“Hidden Name” reviewed by Sonic Arts Network

Lonely spinning giants from the experimental scene ™: German Stephan Mathieu and English Janek Schaefer share their common interest of devouring a manicured history of pasty white memories and a soup of gossamer sounds, on “Hidden Names”.

Recorded during the winter of 2005 in a Victorian void in the South of England (Manor Farm House located in Child Okeford), the two locked horns and kicked around the empty house. Amongst sun yellowed picture frames, scent heavy doors, rose coloured walls they made field recordings and used old records found in the attic of the house. They took a week to make this collection of heavenly orchestrated noise, of crackling hidden melodies which tease out of the cloth of the speakers like Lazarus resurrected.

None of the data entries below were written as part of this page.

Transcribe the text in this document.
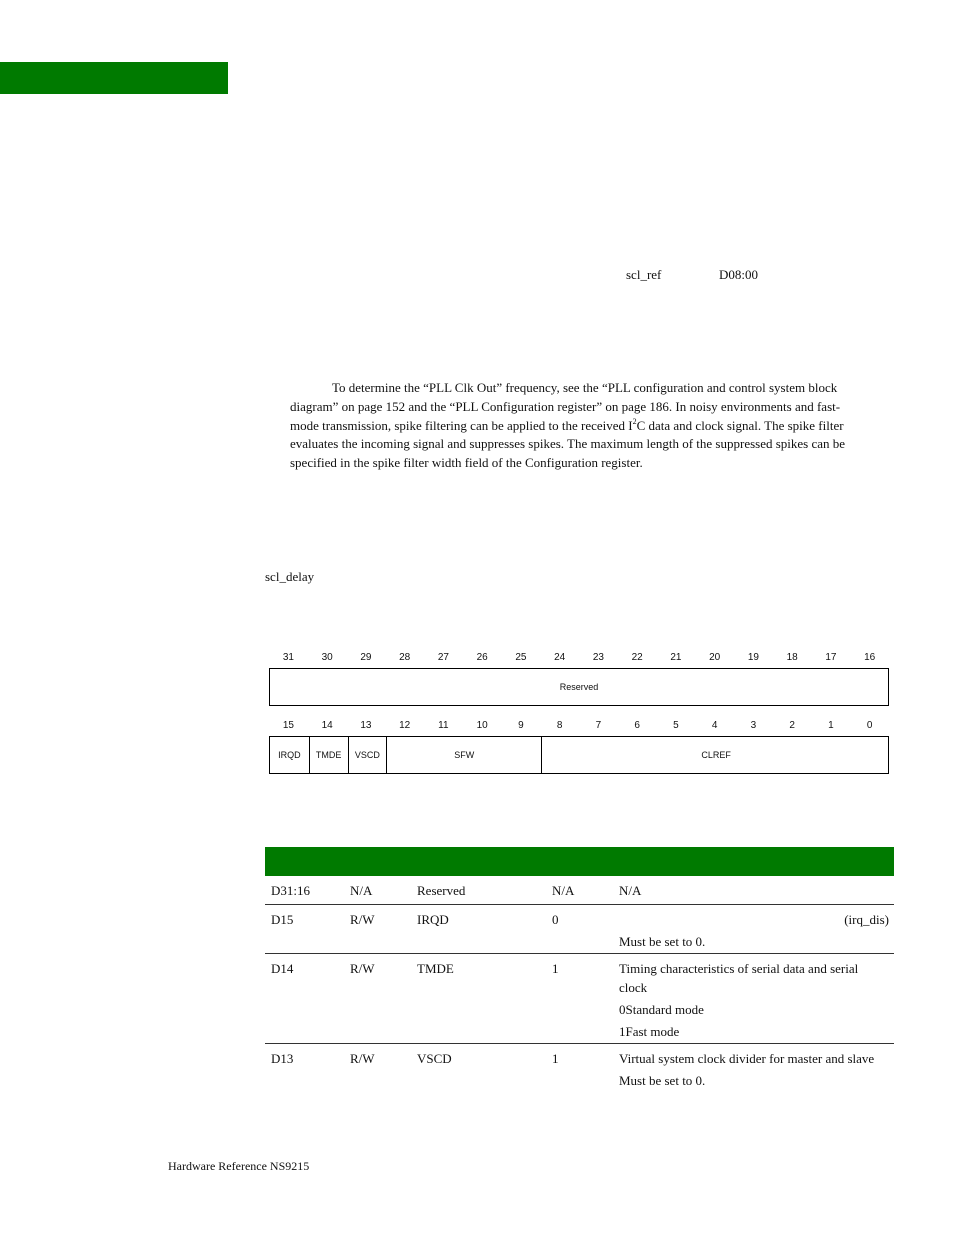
scl_ref	D08:00
To determine the “PLL Clk Out” frequency, see the “PLL configuration and control system block diagram” on page 152 and the “PLL Configuration register” on page 186. In noisy environments and fast-mode transmission, spike filtering can be applied to the received $I^2C$ data and clock signal. The spike filter evaluates the incoming signal and suppresses spikes. The maximum length of the suppressed spikes can be specified in the spike filter width field of the Configuration register.
scl_delay
31	30	29	28	27	26	25	24	23	22	21	20	19	18	17	16
Reserved
15	14	13	12	11	10	9	8	7	6	5	4	3	2	1	0
IRQD	TMDE	VSCD	SFW	CLREF
D31:16	N/A	Reserved	N/A	N/A
D15	R/W	IRQD	0	(irq_dis)
Must be set to 0.
D14	R/W	TMDE	1	Timing characteristics of serial data and serial clock
0Standard mode
1Fast mode
D13	R/W	VSCD	1	Virtual system clock divider for master and slave
Must be set to 0.
Hardware Reference NS9215
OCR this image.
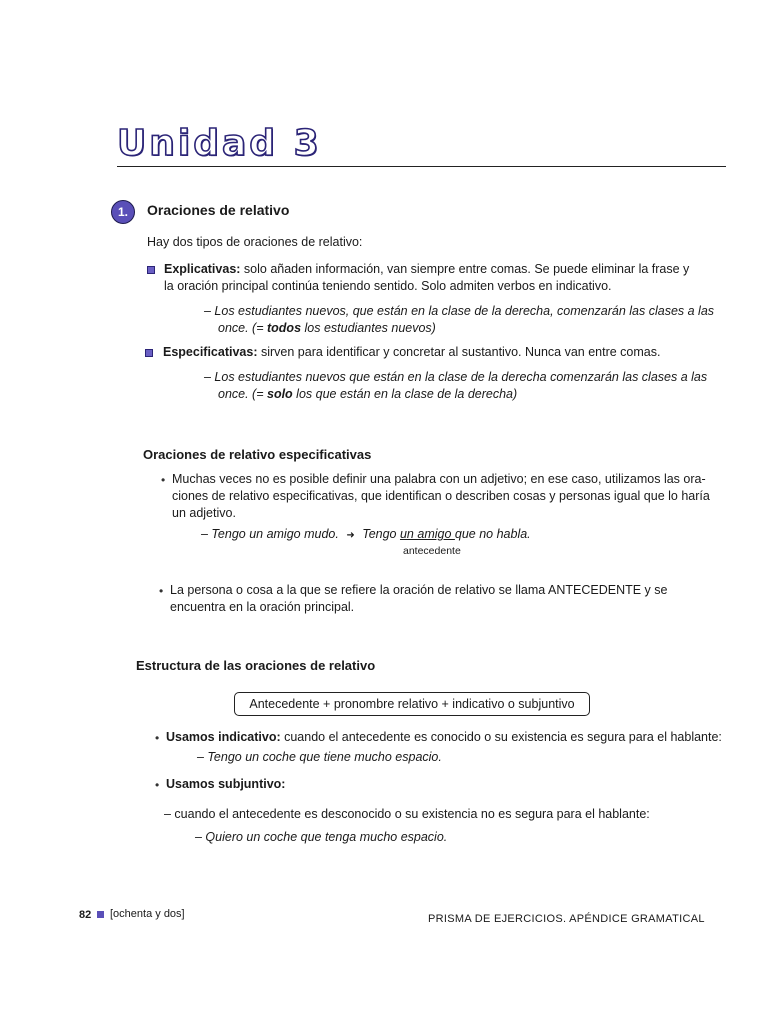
Unidad 3
1.	Oraciones de relativo
Hay dos tipos de oraciones de relativo:
Explicativas: solo añaden información, van siempre entre comas. Se puede eliminar la frase y
la oración principal continúa teniendo sentido. Solo admiten verbos en indicativo.
– Los estudiantes nuevos, que están en la clase de la derecha, comenzarán las clases a las
once. (= todos los estudiantes nuevos)
Especificativas: sirven para identificar y concretar al sustantivo. Nunca van entre comas.
– Los estudiantes nuevos que están en la clase de la derecha comenzarán las clases a las
once. (= solo los que están en la clase de la derecha)
Oraciones de relativo especificativas
• Muchas veces no es posible definir una palabra con un adjetivo; en ese caso, utilizamos las ora-
ciones de relativo especificativas, que identifican o describen cosas y personas igual que lo haría
un adjetivo.
– Tengo un amigo mudo. ➜ Tengo un amigo que no habla.
antecedente
• La persona o cosa a la que se refiere la oración de relativo se llama ANTECEDENTE y se
encuentra en la oración principal.
Estructura de las oraciones de relativo
Antecedente + pronombre relativo + indicativo o subjuntivo
• Usamos indicativo: cuando el antecedente es conocido o su existencia es segura para el hablante:
– Tengo un coche que tiene mucho espacio.
• Usamos subjuntivo:
– cuando el antecedente es desconocido o su existencia no es segura para el hablante:
– Quiero un coche que tenga mucho espacio.
82 [ochenta y dos]	PRISMA DE EJERCICIOS. APÉNDICE GRAMATICAL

Nostalgia bleeds and feeds in these 11 pieces.

“White Wings” is a whirl of topes that cut off the world, making it a disastrous thing to stop listening, just in case that these wires might send the heart a message of WHY. The Victorian void of enlightenment is cascaded further on “Comos”. This is a sound piece that creates a vision of a fleshly aviation menagerie, a bird version of Waco. Clashing pigeons, cooing sweeps, set against crows cawing, and roosters calling for an end to all mankind with its misunderstanding of bird flu and the cull that ensued. The birds here are Hitchcockian and non fading.

“Quartet for Flute, Piano and Cello” is a love song for the most unrequited moments in a lost room. Its see through fingers glide over ancient vinyl recordings, attic dust, and an automatic invisible turntable. It cements the territory that was pinned out previously as it confidently strides under black umbrellas instead of the silent tip toeing giggled at before. Amazing.

“Maori Love Song” is a jazz funeral for Mary Shelly trapped in a cryogenic cell as Walt Disney tries to romance her with puppet strings.

We are left squinting at the last track “The Planets”. This camouflages a sunrise under the atmospheres of individual working methodologies, and looks back at a time gone by when the sun on Albion was pure, the breeze contained no fear and men like Xavier De Maistre journeyed around their room; internal explorer becomes external tourist.

Clearly this is a device of time travel disguised as a CD.